Les allergies alimentaires constituent un problème de santé publique de plus en plus sérieux et sont en augmentation dans tous les pays du monde, où elles touchent entre 1 et 8% des citoyens.

PRO ALIMENTARIUS a rencontré Pr Ahmed REBAI, Directeur du Laboratoire de Procédés de Criblage Moléculaire et Cellulaire au Centre de Biotechnologie de Sfax (CBS) pour nous parler du projet de Plateforme d'Analyse BigData pour l'évaluation des Risques d'Allergies Alimentaires et d'aide à la DécISion pour le consommateur en Tunisie (PARADIS).

Pr Ahmed, dans quel cadre vient le projet PARADIS ?

Ce projet entre dans le cadre d’un appel ouvert lancé par le ministère de l’enseignement supérieur et de la recherche scientifique en octobre 2017 portant sur la sélection de Projets de Recherche Fédérée (PRF) pour la période 2017-2019. Ces PRF portent sur six priorités nationales :

  • Sécurité Alimentaire, Energétique et Hydrique
  • Projet Sociétal : Education, Culture et Jeunesse
  • Santé du Citoyen
  • Transition Numérique et Industrielle
  • Gouvernance et Décentralisation
  • Economie Circulaire

Notre projet entre dans le cadre des priorités nationales relatives à la santé du citoyen, précisément l’étude et traitement des épidémies, des maladies chroniques, et des maladies nouvelles et L’E-santé et la télémédecine, en faisant alliance entre les TIC et l’alimentaire.

Pourquoi le choix de traitement du sujet des allergies alimentaires ?

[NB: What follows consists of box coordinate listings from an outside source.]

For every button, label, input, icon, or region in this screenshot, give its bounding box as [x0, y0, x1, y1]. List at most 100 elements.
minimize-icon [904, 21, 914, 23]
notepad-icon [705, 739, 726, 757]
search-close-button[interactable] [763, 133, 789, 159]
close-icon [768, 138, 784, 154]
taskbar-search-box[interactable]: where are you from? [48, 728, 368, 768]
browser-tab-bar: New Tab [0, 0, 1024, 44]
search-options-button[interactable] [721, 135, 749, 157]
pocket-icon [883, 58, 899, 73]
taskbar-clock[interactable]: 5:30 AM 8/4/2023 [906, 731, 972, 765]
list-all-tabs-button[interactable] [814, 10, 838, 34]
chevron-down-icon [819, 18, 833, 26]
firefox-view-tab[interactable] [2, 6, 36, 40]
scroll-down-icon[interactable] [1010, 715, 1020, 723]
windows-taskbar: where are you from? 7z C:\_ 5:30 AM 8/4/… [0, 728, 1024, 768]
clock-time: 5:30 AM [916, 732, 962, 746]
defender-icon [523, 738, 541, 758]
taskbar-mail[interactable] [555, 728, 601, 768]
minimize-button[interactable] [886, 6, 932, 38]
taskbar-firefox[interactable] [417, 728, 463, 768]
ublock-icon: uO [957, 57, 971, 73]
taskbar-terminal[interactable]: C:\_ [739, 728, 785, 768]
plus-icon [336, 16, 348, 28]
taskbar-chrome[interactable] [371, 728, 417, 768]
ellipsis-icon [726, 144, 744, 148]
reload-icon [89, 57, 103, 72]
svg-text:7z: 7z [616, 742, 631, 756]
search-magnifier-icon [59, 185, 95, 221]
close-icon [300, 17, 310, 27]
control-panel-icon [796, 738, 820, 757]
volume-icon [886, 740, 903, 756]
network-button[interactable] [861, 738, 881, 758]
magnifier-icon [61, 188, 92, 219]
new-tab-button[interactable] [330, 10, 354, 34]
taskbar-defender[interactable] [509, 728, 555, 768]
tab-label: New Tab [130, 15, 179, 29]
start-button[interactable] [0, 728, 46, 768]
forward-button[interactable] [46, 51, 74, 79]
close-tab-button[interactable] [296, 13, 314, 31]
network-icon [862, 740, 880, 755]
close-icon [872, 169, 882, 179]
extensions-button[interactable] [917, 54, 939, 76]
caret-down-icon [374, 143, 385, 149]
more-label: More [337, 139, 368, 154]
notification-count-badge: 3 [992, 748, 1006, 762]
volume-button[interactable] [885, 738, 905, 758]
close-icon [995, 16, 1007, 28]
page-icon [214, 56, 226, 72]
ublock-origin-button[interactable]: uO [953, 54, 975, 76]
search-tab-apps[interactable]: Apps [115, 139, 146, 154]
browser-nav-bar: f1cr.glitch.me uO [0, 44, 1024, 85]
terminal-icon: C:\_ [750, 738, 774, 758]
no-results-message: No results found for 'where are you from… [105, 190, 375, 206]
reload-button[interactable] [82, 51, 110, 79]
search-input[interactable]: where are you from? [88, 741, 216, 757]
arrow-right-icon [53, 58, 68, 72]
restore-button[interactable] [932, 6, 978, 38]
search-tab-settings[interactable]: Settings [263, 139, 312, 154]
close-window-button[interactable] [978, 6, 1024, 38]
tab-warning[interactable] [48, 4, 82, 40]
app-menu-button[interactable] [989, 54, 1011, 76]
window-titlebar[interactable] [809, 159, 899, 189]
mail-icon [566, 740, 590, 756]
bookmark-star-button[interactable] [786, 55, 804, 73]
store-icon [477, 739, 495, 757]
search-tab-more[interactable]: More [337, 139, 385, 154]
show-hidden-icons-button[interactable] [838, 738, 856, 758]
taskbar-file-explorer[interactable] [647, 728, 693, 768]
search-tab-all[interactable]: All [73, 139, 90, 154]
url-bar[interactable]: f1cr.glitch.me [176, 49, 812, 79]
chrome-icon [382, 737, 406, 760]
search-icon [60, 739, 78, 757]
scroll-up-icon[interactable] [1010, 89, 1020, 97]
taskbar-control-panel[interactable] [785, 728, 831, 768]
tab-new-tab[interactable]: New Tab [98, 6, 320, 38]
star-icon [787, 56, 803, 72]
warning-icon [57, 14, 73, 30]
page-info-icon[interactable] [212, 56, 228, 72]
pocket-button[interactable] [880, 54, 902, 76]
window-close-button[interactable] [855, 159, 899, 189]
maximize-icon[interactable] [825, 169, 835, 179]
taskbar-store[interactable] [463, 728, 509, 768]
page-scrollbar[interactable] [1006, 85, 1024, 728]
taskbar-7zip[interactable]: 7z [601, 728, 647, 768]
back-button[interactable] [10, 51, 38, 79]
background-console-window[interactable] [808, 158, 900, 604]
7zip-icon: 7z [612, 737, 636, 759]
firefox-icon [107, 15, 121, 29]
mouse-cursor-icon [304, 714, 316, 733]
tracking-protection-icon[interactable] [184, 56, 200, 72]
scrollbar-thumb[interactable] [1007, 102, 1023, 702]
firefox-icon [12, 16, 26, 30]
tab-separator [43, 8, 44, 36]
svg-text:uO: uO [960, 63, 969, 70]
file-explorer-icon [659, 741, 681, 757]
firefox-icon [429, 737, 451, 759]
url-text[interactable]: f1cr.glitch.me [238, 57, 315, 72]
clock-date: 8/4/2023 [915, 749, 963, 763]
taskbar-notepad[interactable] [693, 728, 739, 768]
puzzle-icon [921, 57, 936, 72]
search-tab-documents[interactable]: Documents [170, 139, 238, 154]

Notre alimentation est de moins en moins équilibrée par l’introduction de produits industrialisés locaux ou importés (biscuits, céréales, plats cuisinés, produits carnés…) dont la composition est souvent mal connue. Ceci a entrainé l’apparition de maladies liées aux réactions d’allergie provoquées par certains composés et additifs alimentaires.
Une allergie alimentaire est une perte de tolérance immunologique vis-à-vis d’un aliment qui est sous l’influence de facteurs génétiques et environnementaux. Les allergies alimentaires se manifestent par des réactions immédiates (dans 90% des cas) ou différées qui peuvent entrainer à terme des maladies chroniques sévères. Les réactions immédiates vont de la simple rhinite allergique ou des démangeaisons jusqu’à des réactions violentes avec vomissement et crise d’asthme voire un choc anaphylactique pouvant entrainer la mort par arrêt cardiaque.
En Tunisie, on a un manque de donnés sauf des investigations réalisées par quelques structures de recherche ; On estime la prévalence des allergies alimentaires à un taux entre 1% et 2% chez les adultes, dont 0.6% pour l’allergie chronique au gluten et 3 à 8% chez les enfants avec en tête le lait de vache, les fruits de mer et l’arachide.

Ce projet vient combler un manque dans la connaissance des allergies alimentaires en Tunisie et à offrir au consommateur un moyen lui permettant de prévenir les allergies en se basant sur une approche participative et sur les technologies de l’information et de la communication.

Quels sont les objectifs de ce projet?

Le projet proposé comporte cinq objectifs principaux :
1) La mise en place d’une base de données contenant la liste des produits et ingrédients alimentaires contenant des allergènes ; cette base sera constituée en utilisant les étiquettes de composition des produits alimentaires et par analyse exhaustive des bases de données
bibliographiques ainsi que les bases de connaissances disponibles dans d’autres pays. Il est à signaler que le partenaire socio-économique du projet dispose déjà d’une base de données comportant la composition selon étiquette de plus de 300 mille produits alimentaires commercialisés dans le monde entier de laquelle sera extraite une première base des produits commercialisés en Tunisie contenant des ingrédients allergènes.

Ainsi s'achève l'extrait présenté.